Leopold Kohr und das menschliche Maß.
Stärkere Beachtung gebührt in diesem Sinn den Analysen, welche Leopold Kohr, Träger des Alternativen Nobelpreises, und Rupert Riedl anzubieten hatten. Einst viel beachtet, werden diese Erkenntnisse inzwischen eher als "News von gestern" behandelt. Immerhin gibt es aber noch Kreise, die die Erinnerung daran pflegen. So auch am 18. April 2013, als sich der Club of Vienna im Karl Kraus Saal des Café Griensteidl zum Vortrag "Das menschliche Maß – Zur Aktualität der Ideen von Leopold Kohr" traf. Trotz des sommerlichen Wetters füllte sich der Saal mit etwa 60 Besucher*innen - die Vorträge des Klubs sind per Anmeldung öffentlich zugänglich.
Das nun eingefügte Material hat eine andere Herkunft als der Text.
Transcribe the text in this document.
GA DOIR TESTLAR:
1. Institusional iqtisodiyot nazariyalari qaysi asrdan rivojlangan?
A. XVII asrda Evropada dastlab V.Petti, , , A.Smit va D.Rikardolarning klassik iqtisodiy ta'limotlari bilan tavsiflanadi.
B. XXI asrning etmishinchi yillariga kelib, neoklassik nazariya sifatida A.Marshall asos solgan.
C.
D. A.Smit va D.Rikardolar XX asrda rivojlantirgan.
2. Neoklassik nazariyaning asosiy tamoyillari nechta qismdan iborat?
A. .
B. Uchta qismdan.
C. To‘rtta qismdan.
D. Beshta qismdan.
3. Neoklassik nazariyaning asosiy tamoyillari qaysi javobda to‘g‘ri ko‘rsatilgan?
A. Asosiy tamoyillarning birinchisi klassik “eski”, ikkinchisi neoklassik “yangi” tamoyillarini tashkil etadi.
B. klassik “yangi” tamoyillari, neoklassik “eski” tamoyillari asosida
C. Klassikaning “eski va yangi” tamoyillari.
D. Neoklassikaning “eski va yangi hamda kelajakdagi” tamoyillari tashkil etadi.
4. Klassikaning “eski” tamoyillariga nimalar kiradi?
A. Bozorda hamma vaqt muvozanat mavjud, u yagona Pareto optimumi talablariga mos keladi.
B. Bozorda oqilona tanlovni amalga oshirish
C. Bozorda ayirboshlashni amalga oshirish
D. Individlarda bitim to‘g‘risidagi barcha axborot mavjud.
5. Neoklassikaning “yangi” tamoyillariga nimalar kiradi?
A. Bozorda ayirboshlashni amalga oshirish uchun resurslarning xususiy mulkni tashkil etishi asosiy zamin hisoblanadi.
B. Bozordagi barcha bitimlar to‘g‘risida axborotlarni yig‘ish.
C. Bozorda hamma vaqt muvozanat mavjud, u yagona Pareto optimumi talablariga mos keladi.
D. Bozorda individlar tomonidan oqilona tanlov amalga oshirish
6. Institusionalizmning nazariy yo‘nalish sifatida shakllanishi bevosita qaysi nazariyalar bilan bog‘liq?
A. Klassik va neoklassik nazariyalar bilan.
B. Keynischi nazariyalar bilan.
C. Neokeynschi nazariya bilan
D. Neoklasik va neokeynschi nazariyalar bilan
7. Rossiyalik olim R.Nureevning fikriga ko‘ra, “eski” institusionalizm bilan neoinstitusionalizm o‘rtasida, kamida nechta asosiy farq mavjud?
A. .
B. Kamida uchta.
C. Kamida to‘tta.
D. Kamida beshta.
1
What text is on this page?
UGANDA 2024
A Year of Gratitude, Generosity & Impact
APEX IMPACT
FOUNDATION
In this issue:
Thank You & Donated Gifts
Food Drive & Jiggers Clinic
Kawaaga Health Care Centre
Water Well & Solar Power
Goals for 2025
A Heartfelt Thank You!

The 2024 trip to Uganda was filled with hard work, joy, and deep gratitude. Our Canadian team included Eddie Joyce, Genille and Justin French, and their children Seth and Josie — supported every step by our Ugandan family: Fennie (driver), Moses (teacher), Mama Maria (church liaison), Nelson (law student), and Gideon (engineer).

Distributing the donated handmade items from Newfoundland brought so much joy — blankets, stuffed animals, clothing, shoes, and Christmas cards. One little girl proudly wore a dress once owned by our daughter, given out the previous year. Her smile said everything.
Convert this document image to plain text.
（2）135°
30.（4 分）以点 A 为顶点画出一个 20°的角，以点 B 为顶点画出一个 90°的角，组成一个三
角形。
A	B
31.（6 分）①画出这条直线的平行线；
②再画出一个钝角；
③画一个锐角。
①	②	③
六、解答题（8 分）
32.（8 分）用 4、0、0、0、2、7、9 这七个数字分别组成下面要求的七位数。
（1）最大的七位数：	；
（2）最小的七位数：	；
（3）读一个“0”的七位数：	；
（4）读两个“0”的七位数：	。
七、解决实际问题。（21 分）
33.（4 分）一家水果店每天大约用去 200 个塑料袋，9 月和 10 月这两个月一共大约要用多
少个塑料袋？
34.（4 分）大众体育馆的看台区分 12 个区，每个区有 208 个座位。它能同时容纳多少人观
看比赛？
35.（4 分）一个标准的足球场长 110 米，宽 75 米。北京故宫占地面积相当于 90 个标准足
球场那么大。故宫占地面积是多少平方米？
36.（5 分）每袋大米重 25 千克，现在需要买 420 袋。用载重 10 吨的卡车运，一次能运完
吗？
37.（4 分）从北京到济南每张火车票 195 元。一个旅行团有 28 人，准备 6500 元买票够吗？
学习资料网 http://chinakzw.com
Dr. Michael Breisky, langjähriger Mitarbeiter des Außenministeriums, zuletzt österreichischer Botschafter in Irland (1993-1999) und österreichischer Generalkonsul in New York (2003-2005) berichtete in seiner Eigenschaft als Mitbegründer der Leopold Kohr Akademie in Salzburg.
Eröffnet wurde der Abend durch Prof. Hermann Knoflacher, emeritierter Verkehrsexperte der TU und Präsident des Club of Vienna.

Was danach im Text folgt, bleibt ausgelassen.